Few people ‘get it’ when it comes to loss by homicide
Remembering those taken too soon — taken by homicide — a visually stunning and thought-provoking memorial was displayed during a National Day of Remembrance event for homicide victims Friday evening in Brandon Park.
Intended to be interactive, organizers with Angel Families Unite posted photos of 60 slaying victims from throughout the region and displayed a painting of a tree with the names of victims. Those who have lost loved ones walked up to the tree, dipped their finger in paint and dabbed it on the names, bringing the tree to life with color. Balloons were released and stones to mark the moment were painted and left behind.
This marked the second observation locally of the National Day of Remembrance by Angel Families Unite, which provides a network of families of homicide victims “who get it” and are able to support each other, according to organizer and victim advocate Bridget Irwin.
She and others shared their stories of loss and offered support to survivors.
“We are there when the crowds get back to their new normal and the families are left with the silent nights, attempting to define their new normal.” Irwin said. “We are whatever the family member, friend or community member needs. Sometimes it’s someone to yell at. … There is no right way to navigate this.

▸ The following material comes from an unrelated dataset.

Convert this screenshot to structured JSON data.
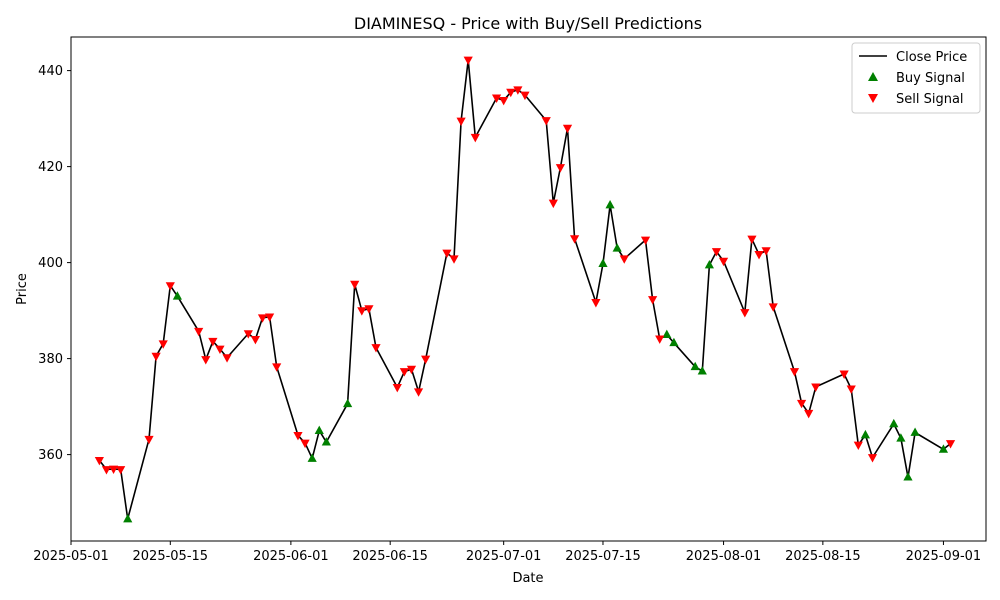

We remind them whatever they’re feeling is OK.”
Indeed, the pain and anguish inflicted on loved ones by homicide is unimaginable, let alone the process with which they must deal as law enforcement toils toward justice.
Support is essential.
So thank you, Angel Families Unite, for sharing your mission and compassion for those who have lost loved ones.
While it is sad that such a group is needed, we are glad that you are here as few people are equipped to truly understand.